Here are the preliminary entry lists for both series:

Cup – First Data 500 (3 p.m. ET Sunday on NBCSN)

There are 38 cars entered.

Two cars do not have drivers listed yet on the entry list:

* The No. 51 Petty Ware Racing Chevrolet.

* The No. 52 Rick Ware Racing Chevrolet.

JJ Yeley is in the No. 53 Rick Ware Racing Chevrolet.

Joey Logano won this race last fall. Denny Hamlin finished second and Martin Truex Jr. was third.

In this year’s spring race, Brad Keselowski won, followed by Chase Elliott and Kyle Busch.

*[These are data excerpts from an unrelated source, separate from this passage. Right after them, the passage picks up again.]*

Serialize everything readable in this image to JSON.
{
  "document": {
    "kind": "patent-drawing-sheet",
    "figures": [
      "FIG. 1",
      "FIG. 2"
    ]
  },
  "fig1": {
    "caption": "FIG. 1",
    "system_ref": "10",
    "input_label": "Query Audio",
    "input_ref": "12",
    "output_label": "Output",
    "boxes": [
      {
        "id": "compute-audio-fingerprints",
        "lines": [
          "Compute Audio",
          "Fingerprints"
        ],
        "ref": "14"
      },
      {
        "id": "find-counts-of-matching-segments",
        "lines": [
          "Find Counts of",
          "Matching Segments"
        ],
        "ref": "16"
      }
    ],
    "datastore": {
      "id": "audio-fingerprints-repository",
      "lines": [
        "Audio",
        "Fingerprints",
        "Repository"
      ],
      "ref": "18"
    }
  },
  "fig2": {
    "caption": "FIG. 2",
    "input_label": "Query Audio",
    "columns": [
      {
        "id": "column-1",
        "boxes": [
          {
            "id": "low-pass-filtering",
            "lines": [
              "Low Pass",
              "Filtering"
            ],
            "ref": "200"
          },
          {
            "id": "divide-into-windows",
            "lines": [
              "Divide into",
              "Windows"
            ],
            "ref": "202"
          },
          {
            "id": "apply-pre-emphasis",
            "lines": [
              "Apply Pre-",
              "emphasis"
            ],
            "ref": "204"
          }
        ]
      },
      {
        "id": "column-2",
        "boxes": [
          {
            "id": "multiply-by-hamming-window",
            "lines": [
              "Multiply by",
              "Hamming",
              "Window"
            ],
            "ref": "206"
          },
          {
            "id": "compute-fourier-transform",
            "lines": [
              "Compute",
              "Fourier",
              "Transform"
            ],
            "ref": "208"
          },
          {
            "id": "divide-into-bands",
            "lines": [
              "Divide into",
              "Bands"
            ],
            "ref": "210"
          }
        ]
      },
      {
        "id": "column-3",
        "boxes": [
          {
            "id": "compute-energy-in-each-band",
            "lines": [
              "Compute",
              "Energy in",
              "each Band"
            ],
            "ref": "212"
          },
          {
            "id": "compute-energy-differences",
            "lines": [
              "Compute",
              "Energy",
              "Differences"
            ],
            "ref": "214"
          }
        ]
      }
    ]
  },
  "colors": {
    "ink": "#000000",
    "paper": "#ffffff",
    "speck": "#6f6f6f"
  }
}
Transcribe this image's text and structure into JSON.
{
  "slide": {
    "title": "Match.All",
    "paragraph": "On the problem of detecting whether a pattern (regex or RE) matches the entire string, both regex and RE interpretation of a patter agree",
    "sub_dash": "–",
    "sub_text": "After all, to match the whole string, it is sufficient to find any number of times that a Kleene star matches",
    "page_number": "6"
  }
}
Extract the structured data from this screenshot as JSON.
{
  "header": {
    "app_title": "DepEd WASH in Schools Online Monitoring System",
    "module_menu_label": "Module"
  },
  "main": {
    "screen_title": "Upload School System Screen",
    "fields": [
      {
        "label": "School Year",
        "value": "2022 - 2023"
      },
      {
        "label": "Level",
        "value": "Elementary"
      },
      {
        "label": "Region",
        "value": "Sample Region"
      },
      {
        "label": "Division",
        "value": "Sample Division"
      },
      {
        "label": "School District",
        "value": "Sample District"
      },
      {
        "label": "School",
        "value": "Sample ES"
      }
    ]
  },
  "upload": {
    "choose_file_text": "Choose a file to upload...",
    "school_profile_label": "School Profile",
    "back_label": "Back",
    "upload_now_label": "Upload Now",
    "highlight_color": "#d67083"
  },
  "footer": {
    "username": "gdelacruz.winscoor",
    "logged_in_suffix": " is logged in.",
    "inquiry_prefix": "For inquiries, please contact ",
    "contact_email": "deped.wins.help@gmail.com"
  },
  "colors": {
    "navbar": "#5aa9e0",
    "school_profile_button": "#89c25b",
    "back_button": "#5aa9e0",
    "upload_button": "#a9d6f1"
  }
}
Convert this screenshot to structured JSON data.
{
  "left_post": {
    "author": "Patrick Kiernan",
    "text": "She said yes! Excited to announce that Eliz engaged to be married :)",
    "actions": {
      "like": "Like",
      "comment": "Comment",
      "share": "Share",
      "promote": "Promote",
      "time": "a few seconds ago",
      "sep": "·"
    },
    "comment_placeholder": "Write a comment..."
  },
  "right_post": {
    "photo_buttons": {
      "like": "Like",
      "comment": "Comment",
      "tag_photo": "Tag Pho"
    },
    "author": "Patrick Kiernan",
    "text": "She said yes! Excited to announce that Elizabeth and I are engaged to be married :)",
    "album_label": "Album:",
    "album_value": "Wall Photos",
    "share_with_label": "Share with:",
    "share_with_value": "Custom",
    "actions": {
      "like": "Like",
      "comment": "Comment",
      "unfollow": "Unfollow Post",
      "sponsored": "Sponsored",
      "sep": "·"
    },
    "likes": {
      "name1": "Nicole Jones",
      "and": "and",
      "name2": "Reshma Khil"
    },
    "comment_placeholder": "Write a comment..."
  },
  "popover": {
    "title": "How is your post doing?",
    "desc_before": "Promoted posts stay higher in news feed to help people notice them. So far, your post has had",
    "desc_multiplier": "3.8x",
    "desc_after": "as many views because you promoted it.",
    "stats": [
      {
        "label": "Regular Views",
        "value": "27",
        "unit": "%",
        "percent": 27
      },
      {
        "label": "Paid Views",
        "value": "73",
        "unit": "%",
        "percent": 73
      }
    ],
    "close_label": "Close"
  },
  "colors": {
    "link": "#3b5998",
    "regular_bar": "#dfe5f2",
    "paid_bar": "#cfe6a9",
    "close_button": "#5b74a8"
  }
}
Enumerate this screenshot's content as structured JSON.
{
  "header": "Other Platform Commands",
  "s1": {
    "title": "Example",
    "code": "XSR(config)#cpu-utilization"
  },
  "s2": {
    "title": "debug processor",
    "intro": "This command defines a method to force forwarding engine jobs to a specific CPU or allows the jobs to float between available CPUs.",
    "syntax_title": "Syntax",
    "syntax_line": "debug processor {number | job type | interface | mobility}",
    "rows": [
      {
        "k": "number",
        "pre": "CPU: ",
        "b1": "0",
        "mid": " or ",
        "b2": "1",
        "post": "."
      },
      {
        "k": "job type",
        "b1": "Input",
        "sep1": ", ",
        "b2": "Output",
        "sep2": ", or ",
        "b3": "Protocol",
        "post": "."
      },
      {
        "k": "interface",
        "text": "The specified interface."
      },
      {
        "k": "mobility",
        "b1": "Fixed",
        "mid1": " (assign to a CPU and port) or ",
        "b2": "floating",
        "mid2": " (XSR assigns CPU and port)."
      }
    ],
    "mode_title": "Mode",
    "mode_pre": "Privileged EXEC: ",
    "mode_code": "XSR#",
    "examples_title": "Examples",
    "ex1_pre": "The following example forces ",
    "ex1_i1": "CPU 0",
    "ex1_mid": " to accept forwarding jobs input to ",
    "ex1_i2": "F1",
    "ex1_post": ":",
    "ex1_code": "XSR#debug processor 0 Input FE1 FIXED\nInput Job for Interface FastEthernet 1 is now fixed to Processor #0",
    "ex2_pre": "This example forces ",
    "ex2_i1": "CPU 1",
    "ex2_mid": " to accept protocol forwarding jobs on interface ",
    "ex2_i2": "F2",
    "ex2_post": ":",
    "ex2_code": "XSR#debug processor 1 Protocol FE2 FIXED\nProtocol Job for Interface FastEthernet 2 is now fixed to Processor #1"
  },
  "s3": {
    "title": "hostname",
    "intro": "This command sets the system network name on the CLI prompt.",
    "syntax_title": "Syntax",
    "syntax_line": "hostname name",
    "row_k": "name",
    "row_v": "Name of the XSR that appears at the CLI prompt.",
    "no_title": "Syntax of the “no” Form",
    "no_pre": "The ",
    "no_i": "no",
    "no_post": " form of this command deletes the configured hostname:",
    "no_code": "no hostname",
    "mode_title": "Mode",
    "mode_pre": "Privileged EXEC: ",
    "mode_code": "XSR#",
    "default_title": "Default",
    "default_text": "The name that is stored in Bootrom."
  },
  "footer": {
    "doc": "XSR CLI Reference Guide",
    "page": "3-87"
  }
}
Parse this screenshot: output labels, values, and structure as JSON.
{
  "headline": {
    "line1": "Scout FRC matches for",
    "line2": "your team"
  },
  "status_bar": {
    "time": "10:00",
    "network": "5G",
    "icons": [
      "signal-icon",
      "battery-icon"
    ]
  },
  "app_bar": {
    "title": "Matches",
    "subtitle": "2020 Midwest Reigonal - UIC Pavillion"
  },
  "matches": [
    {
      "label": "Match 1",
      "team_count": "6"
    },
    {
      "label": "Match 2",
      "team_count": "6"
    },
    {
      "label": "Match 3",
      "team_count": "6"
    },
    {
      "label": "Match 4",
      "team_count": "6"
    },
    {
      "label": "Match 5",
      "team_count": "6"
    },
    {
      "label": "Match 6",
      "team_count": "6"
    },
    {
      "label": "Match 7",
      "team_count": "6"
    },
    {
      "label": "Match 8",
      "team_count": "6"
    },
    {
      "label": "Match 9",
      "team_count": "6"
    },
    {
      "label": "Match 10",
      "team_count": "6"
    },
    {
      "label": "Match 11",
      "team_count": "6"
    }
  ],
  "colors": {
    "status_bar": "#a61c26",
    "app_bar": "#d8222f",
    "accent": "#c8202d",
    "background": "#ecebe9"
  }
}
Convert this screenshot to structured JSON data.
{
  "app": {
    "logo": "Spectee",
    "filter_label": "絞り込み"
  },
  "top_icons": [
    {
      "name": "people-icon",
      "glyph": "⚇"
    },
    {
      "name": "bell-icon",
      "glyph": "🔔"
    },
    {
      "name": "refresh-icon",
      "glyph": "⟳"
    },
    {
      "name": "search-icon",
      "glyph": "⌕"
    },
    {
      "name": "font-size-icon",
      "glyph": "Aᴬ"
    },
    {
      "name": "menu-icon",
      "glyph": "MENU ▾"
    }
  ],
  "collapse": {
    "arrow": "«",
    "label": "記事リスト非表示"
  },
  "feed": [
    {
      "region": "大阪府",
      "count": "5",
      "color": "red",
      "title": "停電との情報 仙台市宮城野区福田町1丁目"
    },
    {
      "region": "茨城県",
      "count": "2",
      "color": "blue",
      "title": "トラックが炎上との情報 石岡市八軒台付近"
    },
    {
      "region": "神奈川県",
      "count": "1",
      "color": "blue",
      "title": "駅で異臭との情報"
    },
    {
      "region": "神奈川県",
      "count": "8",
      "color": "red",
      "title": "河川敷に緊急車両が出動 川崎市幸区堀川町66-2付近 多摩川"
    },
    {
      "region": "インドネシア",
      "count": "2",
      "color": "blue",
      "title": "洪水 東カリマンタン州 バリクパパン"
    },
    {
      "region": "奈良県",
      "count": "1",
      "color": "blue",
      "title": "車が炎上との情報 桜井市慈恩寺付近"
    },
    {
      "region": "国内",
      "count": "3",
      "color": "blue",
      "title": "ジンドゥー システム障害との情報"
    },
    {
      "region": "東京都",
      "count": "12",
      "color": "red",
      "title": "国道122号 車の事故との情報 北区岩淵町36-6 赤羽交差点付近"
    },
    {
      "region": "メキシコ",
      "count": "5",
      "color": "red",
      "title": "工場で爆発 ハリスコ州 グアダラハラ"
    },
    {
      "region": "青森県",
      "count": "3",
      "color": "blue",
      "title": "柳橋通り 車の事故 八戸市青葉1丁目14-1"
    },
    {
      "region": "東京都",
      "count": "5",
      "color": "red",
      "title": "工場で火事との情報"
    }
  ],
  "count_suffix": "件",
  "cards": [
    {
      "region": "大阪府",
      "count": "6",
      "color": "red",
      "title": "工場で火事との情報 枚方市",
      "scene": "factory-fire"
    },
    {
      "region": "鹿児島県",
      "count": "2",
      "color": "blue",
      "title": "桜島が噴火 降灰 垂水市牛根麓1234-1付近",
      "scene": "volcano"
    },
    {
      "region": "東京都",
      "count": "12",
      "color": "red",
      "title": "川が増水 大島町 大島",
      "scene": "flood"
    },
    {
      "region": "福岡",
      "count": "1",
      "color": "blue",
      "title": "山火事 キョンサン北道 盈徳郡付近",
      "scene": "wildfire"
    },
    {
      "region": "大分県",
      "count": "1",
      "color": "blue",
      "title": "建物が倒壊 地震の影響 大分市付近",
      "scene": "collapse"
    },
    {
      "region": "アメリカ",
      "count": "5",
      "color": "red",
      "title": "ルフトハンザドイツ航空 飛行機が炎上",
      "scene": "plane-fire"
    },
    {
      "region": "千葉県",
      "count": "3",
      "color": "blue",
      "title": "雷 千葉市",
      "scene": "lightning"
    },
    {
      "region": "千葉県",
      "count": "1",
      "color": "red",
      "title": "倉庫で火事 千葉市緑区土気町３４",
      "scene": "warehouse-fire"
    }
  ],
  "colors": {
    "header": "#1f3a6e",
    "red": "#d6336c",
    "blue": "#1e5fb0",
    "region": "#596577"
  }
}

Click here for the entry list.

Trucks – NASCAR Hall of Fame 200 (1:30 p.m. ET Saturday on FS1)

There are 32 Trucks entered in the middle race of the Round of 6 of the Truck playoffs.

One Truck does not have a driver listed yet: The No. 0 Jennifer Jo Cobb Racing Chevrolet.

Tanner Gray, who won the 2018 NHRA Pro Stock championship, makes his Truck Series debut in the No. 15 DGR-Crosley Toyota.

Sam Mayer makes his second start of the season in the No. 21 GMS Racing Chevrolet.

Danny Bohn makes his first career Truck Series start in the No. 30 On Point Motorsports Toyota.

Carson Ware makes his first career Truck Series start in the No. 33 Reaume Brothers Racing Chevrolet.

Dawson Cram makes his first Truck Series start of the season and fourth of his career in the No. 34 Reaume Brothers Racing Toyota.

Jeb Burton makes his second Truck Series start of the season in the No. 44 Niece Motorsports Chevrolet.

Also, one week after clinching the ARCA championship, Christian Eckes will make his seventh Truck start of the season, once again piloting the No. 51 Kyle Busch Motorsports Toyota.

Johnny Sauter won this race last fall. Brett Moffitt was second and Myatt Snider was third.

Kyle Busch won this year’s spring race, followed by Ben Rhodes and Brett Moffitt.